Anonymous entrepreneurs often go to great lengths to keep their identities private, use software that changes voice and calls or requires business partners to sign anonymously.

Some venture companies are willing to invest in them anyway. Last year, 0xMaki, the developer that helped launch the popular crypto operating system SushiSwap, raised $ 60 million from a group of business investors, including Ms. Wu, without letting them know his name. (The deal fell through when members of SushiSwap – a so-called independent company, or DAO, which is heavily influenced by individual investors – raised concerns about the money. )

Last summer, the anonymous founder of Alchemix, another major crypto service, raised $ 4.9 million from a trading company run by CMS Holdings. Dan Matuszewski, the founder of CMS, said he never asked the chief of staff, who used the pseudonym Scoopy Troople, to reveal his identity.

“A lot of these guys have a good reputation over the years,” Mr. Matuszewski said. “It doesn’t seem fair to them to run away and escape the money.”

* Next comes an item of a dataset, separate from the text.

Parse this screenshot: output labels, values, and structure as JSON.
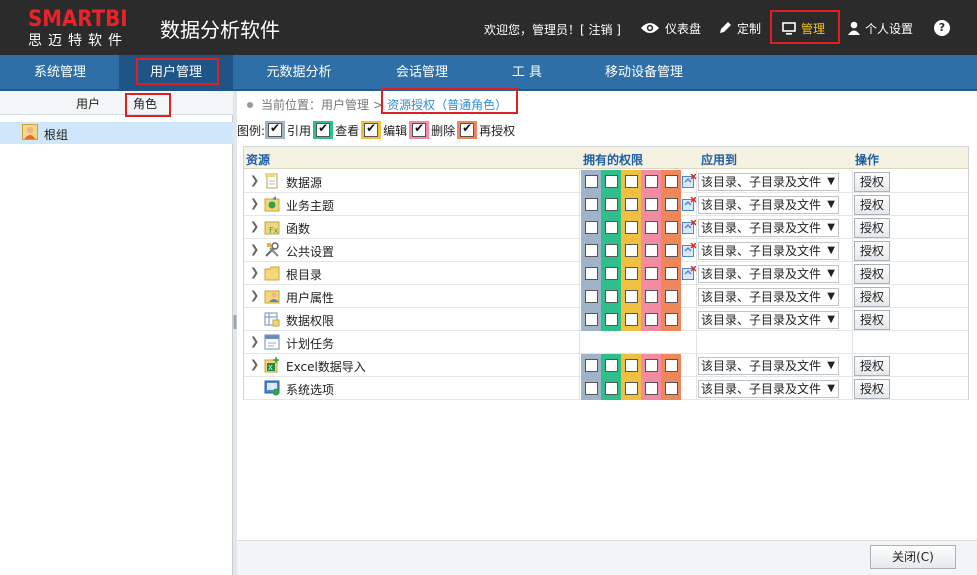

But for many people, it can be difficult to verify the credentials of an unknown manufacturer working under a pseudonym. Anonymous startup a crypto platform called AnubisDAO raised nearly $ 60 million in just a few hours last year; Less than a day later, the fund closed at its second-largest level of 2021, according to blockchain-tracking Chainalysis.

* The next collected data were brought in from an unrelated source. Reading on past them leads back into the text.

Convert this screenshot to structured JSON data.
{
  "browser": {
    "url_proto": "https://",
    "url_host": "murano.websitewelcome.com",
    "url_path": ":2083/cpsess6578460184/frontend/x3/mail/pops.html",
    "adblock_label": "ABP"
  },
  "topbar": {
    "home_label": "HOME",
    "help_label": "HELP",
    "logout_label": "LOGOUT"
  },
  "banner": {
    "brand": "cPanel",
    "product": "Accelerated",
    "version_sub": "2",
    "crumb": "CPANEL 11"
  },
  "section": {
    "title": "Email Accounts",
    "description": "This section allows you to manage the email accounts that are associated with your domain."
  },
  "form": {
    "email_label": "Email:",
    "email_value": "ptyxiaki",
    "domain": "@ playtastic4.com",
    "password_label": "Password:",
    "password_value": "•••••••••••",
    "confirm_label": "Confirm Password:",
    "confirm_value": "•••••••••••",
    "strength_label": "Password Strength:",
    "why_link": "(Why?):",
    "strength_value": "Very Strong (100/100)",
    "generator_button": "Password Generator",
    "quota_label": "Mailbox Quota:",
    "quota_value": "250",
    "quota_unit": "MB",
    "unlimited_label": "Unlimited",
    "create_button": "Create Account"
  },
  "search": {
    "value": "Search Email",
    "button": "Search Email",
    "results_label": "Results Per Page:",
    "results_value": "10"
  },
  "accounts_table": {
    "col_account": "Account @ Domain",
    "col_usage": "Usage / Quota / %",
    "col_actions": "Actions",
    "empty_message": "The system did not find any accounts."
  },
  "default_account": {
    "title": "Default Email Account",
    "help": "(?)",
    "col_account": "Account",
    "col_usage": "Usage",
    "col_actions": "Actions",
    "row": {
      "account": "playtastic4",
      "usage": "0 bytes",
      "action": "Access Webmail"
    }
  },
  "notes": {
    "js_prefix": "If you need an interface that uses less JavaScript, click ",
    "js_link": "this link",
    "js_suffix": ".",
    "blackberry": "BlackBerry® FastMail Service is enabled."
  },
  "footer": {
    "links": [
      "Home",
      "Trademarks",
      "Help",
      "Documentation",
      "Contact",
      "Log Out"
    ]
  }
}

“No one is finally investigating,” said Jordi Alexander, chief investment officer at crypto trading company Selini Capital. “You have anonymous people on the internet right now. Sometimes they become deceivers.”

These days, crypto investors often use their real names to advertise their startups as “completely doxxed,” meaning their background is public. And manufacturers find it difficult to hide their identity. BuzzFeed searches public records to identify the founders of Bored Apes, Greg Solano and Wylie Aronow. (They did not respond to a request for comment.)

Wonderland was founded in September by Daniele Sestagalli, a crypto entrepreneur who managed the project with Mr. Patryn, using a spectacular video from “Alice’s Adventures in Wonderland” to entice investors. In a January blog post, Mr. Sestagalli said he had known since December that Mr. Patryn had been a fraud but had decided not to take action because he believed it was a “second chance.” (Mr. Sestagalli did not respond to a request for comment.)

Its entrepreneurs are less forgiving. Like SushiSwap, Wonderland runs as DAO. After her husband died in January, Patryn was reunited with her fiancé. (He did not respond to emails.) The second election resolution calling for Wonderland to close was a resounding success.

It may be that Mr. Patryn is secretive if not for the work of the crypto sleuth influenced, who. screen shot tweeted of his written conversation with Mr. Sestagalli. Of those messages, the founder of Wonderland appeared to be accepting the real 0xSifu name.

Last month, sleuth was in it again. evidence tweeting and the Securities and Exchange Commission sanctioned an anonymous leader of another crypto service.

Aha sleuth? I do not know. It uses the pseudonym name.

Eric Lipton helped with the complaint. Kirsten Noyes helped with the analysis.